February 18, 2007 at 10:19 am
I agree with the above…don’t let some oncologist’s words upset you. My radiologist says all oncologists do is cause you to worry more…they are constantly thinking about the “what if” scenarios rather than just looking at the facts in front of them…the fact that you are relatively healthy (I tell everyone that I was fine until I went to the doctor; the doctor made me sick!), and that breast cancer ususally responds well to chemotherapy. Just because you aren’t a candidate for some of the new cancer-fighting drugs doesn’t mean you are going to have a reoccurrence.
And, being HER2-positive is no piece of cake. I am, and the oncologist says if mine comes back it will probably be in the brain or the lungs, not the breast. Now that is scary! But again, oncologists just worry about the “what if”, not about what is in front of them!

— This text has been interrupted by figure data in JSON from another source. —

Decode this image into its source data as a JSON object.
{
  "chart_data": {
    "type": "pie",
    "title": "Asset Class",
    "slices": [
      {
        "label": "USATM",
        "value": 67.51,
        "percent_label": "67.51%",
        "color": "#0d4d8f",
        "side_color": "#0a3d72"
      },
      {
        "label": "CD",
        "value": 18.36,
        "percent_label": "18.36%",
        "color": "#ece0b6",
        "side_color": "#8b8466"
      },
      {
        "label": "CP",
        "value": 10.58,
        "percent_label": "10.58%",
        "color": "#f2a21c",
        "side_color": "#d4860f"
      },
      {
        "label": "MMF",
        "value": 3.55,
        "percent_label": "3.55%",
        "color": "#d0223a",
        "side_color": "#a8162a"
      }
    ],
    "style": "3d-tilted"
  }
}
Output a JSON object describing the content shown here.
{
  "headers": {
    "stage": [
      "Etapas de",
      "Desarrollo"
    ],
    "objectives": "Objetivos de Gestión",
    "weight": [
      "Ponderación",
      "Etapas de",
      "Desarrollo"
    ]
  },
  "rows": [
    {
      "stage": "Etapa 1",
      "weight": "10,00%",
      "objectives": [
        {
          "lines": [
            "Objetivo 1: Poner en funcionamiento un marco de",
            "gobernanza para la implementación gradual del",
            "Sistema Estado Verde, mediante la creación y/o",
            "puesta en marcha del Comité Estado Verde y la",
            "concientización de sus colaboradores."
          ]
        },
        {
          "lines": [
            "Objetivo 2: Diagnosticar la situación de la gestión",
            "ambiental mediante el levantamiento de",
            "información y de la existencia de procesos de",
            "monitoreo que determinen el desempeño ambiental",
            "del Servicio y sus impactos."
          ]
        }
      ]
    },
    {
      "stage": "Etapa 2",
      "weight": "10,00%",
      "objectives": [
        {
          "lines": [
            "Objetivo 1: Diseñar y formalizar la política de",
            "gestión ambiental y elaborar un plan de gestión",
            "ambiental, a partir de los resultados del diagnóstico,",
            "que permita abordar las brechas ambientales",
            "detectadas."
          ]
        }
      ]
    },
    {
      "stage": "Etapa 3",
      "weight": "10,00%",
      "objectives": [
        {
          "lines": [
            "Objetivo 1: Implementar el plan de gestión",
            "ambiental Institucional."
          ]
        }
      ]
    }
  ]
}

But I’m not going to worry about reoccurrence, and you shoudn’t, either. Focus on getting your strength back and your job and your family. You have lots of positives in your life; don’t dwell on the negatives!
>
February 19, 2007 at 10:49 am
Keep your chin up!!! That is what you always taught me, marathon 2002.
My thoughts and prayers are with you daily!! We know you have been thrown lots of curve balls but want you to keep up the good fight!!
February 19, 2007 at 11:44 am
If positive thoughts and prayers help combat the “triple-negative”, know your TEAMmates are on it!